The Deposit Protection Service (DPS) and National Approved Letting Scheme have developed an online training course which explains the key principles of disputes which arise when landlords request a portion of monies from their tenants deposit for a variety of reasons.
Deposit Disputes is a training module written by the DPS’ head of adjudication and is available in The DPS Training Hub section of NALS online platform called the Virtual Learning Environment.
The course details key documents which landlords and their agents should provide to tenants in order to ensure a successful outcome in the event of a dispute. For example: a signed check-in and check-out report agreed by the tenant, date-stamped photographic evidence, plus invoices and quotations.
The online module also explains key criteria adjudicators consider when deciding to award a claim, such as fair wear and tear, unfair terms, and betterment.
Those who successfully complete the course will receive a joint NALS and DPS e-certificate which can be put towards CPD accreditation.
The module is the first of four due to become available inside The DPS Training Hub. Other DPS content includes an interactive adjudication case study, as well as advice on how to keep costs low by using custodial deposit protection.
Daren King, head of tenancy deposit protection at The DPS, says: “The module will help equip letting agents with the key points taken into account throughout a deposit dispute, including what happens when it comes to adjudication. This partnership provides detailed information to enable letting agents to understand their key responsibilities when it comes to the administration of tenancy deposits.”

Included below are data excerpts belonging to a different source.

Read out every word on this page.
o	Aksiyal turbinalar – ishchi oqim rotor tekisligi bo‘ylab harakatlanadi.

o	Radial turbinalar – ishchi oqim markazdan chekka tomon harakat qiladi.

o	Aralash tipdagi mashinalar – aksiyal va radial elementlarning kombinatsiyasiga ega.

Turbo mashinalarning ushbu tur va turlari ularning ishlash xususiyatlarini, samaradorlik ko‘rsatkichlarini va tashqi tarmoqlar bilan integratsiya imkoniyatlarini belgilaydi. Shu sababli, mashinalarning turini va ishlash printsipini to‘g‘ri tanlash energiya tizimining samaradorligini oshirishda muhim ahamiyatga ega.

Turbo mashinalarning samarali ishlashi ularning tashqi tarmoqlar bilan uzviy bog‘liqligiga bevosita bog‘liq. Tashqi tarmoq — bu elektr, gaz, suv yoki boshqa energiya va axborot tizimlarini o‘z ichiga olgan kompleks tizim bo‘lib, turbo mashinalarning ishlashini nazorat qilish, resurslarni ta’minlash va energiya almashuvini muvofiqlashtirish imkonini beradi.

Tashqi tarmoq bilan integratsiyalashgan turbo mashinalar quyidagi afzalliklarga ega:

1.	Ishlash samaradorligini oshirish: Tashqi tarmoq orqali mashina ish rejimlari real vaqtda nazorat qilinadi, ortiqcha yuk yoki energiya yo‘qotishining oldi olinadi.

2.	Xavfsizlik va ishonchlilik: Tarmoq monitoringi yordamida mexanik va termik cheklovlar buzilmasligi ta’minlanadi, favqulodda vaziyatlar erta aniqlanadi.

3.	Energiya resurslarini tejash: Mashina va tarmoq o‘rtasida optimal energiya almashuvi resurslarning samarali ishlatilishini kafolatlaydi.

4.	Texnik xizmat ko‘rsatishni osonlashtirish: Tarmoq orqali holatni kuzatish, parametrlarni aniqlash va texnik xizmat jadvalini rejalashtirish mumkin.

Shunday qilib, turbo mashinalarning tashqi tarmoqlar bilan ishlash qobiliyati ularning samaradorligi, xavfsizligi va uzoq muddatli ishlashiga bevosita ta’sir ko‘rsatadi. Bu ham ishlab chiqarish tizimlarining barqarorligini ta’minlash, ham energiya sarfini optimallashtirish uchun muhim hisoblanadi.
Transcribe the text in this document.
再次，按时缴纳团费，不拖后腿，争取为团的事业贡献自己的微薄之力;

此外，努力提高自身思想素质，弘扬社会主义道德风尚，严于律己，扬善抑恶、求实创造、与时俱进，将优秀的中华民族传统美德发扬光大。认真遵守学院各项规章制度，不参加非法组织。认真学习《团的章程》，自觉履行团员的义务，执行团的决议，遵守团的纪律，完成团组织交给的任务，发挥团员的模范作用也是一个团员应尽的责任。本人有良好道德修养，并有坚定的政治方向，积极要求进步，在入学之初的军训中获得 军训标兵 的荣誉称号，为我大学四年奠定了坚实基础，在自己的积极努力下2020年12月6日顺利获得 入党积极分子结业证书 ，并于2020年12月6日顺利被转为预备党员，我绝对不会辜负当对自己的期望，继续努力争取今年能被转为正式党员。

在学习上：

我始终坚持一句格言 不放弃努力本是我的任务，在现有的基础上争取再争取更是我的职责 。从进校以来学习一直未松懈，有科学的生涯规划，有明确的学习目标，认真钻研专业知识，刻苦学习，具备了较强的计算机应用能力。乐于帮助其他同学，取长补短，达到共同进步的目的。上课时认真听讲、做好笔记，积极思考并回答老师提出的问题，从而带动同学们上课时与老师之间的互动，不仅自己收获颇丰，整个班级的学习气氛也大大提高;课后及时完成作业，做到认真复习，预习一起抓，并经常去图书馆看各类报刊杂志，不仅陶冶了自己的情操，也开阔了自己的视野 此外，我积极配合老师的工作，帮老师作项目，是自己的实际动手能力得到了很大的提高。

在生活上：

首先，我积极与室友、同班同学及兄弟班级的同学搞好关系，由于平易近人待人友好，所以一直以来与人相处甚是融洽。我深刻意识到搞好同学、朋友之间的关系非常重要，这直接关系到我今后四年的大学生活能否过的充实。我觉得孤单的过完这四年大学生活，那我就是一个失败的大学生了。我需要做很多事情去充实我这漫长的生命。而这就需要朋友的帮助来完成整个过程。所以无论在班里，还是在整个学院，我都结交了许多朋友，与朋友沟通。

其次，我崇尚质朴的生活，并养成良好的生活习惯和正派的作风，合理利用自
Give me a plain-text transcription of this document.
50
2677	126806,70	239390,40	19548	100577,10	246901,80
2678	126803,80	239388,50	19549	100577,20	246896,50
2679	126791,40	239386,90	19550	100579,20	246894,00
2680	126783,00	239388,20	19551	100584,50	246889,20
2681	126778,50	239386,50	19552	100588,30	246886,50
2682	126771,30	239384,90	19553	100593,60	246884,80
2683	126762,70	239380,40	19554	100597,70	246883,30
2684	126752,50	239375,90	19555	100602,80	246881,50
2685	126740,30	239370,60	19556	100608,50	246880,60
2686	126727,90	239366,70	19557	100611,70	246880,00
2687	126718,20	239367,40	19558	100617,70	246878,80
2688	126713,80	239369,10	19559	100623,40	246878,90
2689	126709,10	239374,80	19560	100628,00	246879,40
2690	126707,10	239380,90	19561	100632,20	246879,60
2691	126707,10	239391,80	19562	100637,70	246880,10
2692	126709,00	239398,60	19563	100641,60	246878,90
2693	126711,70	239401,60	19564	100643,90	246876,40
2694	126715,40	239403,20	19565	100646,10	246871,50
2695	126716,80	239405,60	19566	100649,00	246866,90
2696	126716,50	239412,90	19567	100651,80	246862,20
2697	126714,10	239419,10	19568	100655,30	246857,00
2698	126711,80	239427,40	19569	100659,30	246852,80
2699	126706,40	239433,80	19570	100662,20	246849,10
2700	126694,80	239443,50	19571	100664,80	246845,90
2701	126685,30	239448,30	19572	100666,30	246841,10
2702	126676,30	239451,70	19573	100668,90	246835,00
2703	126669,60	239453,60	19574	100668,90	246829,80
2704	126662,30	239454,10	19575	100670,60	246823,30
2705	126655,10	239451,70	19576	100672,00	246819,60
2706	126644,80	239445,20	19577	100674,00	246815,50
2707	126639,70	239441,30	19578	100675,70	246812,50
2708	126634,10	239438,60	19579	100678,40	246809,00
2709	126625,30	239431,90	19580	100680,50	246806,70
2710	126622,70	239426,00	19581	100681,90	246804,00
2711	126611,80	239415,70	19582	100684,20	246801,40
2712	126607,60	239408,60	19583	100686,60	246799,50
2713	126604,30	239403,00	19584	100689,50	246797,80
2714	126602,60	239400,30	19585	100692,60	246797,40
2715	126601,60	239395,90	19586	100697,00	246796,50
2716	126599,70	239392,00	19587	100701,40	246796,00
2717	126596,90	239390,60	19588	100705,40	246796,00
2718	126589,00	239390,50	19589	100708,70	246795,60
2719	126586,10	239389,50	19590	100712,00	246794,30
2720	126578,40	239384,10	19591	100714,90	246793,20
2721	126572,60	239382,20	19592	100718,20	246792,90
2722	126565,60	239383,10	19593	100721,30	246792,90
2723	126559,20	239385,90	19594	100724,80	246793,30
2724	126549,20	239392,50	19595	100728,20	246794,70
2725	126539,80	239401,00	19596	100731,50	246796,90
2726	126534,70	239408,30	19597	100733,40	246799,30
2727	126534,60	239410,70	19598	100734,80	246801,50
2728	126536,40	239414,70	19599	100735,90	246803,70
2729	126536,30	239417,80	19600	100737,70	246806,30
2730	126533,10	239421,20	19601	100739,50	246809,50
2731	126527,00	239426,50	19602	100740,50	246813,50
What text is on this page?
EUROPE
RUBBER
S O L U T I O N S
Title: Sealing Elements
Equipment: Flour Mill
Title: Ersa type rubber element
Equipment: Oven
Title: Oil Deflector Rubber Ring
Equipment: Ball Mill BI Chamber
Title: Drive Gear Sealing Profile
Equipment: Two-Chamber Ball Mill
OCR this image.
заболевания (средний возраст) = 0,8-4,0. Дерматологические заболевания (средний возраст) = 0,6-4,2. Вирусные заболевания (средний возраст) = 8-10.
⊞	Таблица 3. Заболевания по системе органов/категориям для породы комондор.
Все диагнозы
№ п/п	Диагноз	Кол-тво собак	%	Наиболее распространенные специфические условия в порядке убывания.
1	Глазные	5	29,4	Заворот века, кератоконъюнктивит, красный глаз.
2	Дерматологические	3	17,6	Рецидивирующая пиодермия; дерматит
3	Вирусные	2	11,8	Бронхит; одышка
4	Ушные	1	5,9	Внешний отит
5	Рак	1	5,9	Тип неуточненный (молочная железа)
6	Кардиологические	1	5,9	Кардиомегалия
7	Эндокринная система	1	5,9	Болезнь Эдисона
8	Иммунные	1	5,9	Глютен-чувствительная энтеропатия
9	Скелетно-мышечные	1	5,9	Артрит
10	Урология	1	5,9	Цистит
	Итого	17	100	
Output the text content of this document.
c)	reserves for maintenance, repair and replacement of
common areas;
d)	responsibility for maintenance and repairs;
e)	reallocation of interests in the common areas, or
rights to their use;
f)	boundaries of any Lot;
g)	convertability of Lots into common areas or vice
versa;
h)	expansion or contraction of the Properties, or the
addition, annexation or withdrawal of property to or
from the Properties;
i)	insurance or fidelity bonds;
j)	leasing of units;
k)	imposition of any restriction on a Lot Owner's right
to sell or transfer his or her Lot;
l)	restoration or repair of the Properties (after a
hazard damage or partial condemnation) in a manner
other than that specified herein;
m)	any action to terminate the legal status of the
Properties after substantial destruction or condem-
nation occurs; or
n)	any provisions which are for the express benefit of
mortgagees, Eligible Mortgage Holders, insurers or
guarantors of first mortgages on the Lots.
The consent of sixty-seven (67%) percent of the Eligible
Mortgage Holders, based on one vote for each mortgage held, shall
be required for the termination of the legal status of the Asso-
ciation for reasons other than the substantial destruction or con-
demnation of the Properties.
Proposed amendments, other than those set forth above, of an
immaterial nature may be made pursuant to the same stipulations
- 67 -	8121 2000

The landlord or their agent are entitled to request monies in lieu of unpaid rent or/and damage to the property. The deposit is not there to pay for cleaning or property improvements. General wear and tear is an understandable part of renting a property and tenants cannot be expected to leave the property in exactly the same condition as when they moved in. This is something that landlords and agents are not fully aware of until they approach the deposit protection schemes to request monies where the tenant has disagreed.